Hof Arnhem-Leeuwarden beslist dat de onbetaalde onderhoudswerkzaamheden in en aan een monumentaal park de drempel van de aftrekbare kosten verlagen. De Hoge Raad oordeelt dat de middelen of klachten niet tot cassatie kunnen leiden (art. 81 Wet RO).

Belanghebbende, X, is eigenaar en bewoner van een landgoed waarop zich verschillende monumenten en een park bevinden. Het betreft een zelfstandig rijksmonument. Door familie, vrienden en vrijwilligers worden onbetaald (onderhouds)werkzaamheden in en aan het park verricht. Daarnaast verrichten externe professionele partijen (onderhouds)werkzaamheden tegen betaling in en aan het park. In geschil is in hoeverre de gemaakte onderhoudskosten voor het park in de jaren 2008, 2009, 2010 en 2012 kwalificeren als uitgaven voor monumentenpanden. Het geschil spitst zich toe op de in aanmerking te nemen niet-aftrekbare huurderslast. Volgens X betreft dit een jaarlijks bedrag van € 400, de inspecteur stelt dat dit bedrag € 10.000 moet zijn.

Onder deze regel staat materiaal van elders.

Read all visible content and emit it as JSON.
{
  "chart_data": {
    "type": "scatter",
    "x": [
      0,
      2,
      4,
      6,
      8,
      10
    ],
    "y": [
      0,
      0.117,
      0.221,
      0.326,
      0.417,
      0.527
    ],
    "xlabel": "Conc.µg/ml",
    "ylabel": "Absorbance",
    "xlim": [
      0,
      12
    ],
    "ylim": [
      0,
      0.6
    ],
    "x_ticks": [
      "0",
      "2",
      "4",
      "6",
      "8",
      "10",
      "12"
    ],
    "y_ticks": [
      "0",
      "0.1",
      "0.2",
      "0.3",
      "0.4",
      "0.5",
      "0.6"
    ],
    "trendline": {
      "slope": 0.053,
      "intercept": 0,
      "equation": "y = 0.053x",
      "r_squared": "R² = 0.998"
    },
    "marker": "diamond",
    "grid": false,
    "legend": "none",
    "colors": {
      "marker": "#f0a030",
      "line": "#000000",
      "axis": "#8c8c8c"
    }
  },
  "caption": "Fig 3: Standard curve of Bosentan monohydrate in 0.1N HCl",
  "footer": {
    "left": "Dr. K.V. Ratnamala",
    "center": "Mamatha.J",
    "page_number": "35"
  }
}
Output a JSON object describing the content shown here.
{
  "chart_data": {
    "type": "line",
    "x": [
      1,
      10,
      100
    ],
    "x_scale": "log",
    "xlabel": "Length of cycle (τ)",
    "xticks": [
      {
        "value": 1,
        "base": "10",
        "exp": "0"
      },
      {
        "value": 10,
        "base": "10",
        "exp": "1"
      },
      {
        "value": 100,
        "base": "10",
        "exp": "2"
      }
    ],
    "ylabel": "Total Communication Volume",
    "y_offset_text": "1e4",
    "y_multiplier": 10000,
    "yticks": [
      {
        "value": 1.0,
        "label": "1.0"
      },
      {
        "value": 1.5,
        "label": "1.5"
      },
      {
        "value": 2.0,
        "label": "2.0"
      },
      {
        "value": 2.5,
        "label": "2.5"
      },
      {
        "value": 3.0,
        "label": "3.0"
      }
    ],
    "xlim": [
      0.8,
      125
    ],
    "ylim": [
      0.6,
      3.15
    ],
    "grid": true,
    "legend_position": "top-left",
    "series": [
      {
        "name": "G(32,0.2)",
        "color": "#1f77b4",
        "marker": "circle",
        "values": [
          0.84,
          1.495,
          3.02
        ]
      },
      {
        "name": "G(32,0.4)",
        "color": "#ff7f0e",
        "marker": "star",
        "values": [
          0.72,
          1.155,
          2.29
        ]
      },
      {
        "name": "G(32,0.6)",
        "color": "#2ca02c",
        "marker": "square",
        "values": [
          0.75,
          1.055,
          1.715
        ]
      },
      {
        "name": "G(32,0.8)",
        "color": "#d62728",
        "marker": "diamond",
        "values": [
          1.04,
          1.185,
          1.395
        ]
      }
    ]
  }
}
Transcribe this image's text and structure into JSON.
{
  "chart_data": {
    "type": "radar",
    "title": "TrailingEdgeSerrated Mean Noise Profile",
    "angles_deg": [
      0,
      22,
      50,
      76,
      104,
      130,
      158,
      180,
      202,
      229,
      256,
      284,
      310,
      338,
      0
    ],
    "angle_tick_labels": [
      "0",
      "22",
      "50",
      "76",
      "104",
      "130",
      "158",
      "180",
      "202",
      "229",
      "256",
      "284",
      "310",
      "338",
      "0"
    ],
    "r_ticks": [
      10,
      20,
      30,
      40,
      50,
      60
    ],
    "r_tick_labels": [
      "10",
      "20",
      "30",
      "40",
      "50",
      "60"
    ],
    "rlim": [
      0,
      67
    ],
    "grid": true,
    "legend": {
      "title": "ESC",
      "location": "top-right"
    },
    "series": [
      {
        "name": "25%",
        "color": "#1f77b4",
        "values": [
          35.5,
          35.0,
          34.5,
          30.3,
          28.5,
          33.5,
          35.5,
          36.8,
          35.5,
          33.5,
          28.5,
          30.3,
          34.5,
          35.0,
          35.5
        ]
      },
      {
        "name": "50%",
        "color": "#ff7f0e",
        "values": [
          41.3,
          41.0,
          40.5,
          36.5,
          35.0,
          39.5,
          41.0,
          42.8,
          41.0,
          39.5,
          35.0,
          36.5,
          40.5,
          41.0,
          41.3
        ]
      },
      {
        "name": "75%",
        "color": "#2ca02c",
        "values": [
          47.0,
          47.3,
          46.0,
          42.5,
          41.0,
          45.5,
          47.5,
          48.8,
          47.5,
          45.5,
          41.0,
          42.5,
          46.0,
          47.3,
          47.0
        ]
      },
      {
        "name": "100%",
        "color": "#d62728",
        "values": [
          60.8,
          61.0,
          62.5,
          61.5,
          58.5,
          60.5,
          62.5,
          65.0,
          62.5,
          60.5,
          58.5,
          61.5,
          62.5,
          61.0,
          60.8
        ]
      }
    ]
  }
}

Volgens Hof Arnhem-Leeuwarden (V-N 2018/53.1.1) dient voor wat betreft de niet-aftrekbare huurderslasten aansluiting te worden gezocht bij de onderhoudskosten van een vergelijkbare tuin die niet beschikt over monumentale elementen. Uitgaande van dit criterium stelt het hof een bedrag van € 10.000 als normaal onderhoud vast. De onbetaalde werkzaamheden verminderen echter niet alleen de omvang van de in aanmerking te nemen kosten maar ook de in aanmerking te nemen drempel. De drempel wordt in goede justitie verlaagd tot € 9.500. Het hoger beroep van de inspecteur is gegrond.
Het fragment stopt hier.